The PopCult Comix Bookshelf
I’ve been a fan of Trina Robbins comix since I was probably too young to be reading them. A pioneering underground cartoonist and comics historian, Robbins has always brought a strong sense of storytelling to her work. In last year’s PopCult Gift Guide I recommended both her autobiography and a collection of some of her best work.
In her autobiography she talks about a book her father, Max B. Perlson, wrote that was published in Yiddish in 1938, A Minyen Yidn (un andere zakhn), which translates roughly as “A Bunch of Jews (and other stuff)” was thought lost, until her daughter tracked down a new edition, and eventually an original printing. After having it translated from Yiddish, Robbins realized that it would make for some great comic book stories.
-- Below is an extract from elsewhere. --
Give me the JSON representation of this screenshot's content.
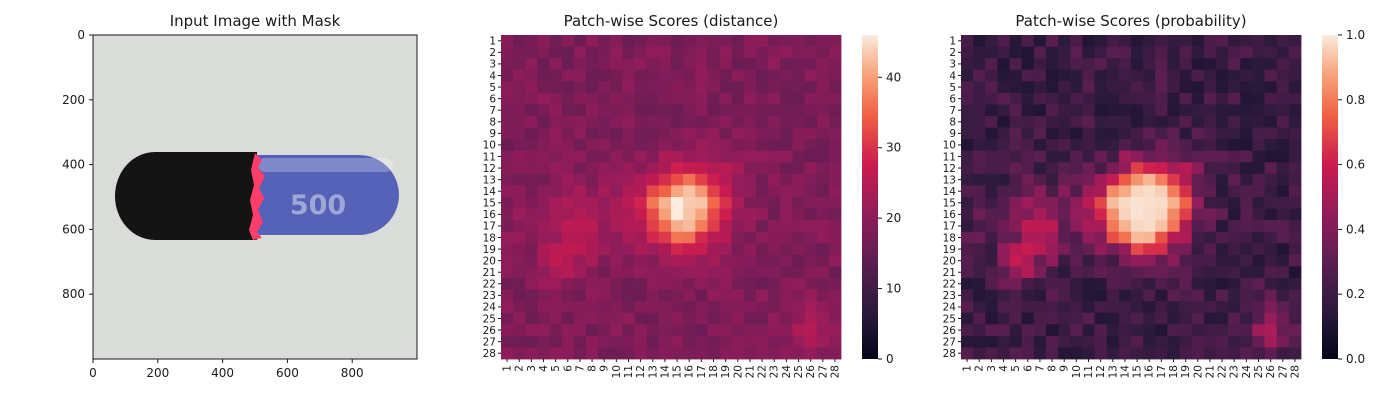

A Minyen Yidn (un andere zakhn) is a great collection of character sketches and short, mostly-funny tales of Jewish life, pre- and post- Immigration to America. In terms of the tone of this adaptation, it would fit perfectly on your comics library shelf between Harvey Pekar’s American Splendor, and Will Eisner’s A Contract With God.
Perlson was a talented writer who seemed to be working somewhat in the vein of James Thurber, maybe with a little traditional Jewish storytelling in the mix, too. This book presents snippets of Person’s life growing up in a shtetl in Belarus and immigrating to Brooklyn in the late 1910s at the age of 16.
Robbins no longer draws. For this book she has handed the scripts over to a group of terrific artists. The cover is by famed underground comic artist Barbara Mendes. Each of the 13 stories has been visually adapted by a different artist and includes contributions by: Steve Leialoha, Shary Flenniken, Eve Furchgott, Miriam Katin, Miriam Libicki, Sarah Glidden, Anne Timmons, Robert Triptow, Jen Vaughn, Elizabeth Watasin, Caryn Leschen, Joan Steacy, Ken Steacy, and Terry Laban. The effect is wonderful because each story is presented in a unique style, but they all combine into a cohesive whole because of the strong personality of the authors (father and daughter).
The stories are bright little vignettes that are very entertaining. Most are funny, though there is a tearjerker about a loyal dog, but all will hold your attention. The only problem is that the book is so brief. It really leaves you wanting more. That’s really not a bad problem to have.
A Minyen Yidn (un andere zakhn) is perfect for anyone with an interest in pre-WWII Jewish culture, but it will also appeal to fans of reality comics and good storytelling in general. You should be able to order it from any bookseller, using the ISBN number, or you can get it from Amazon.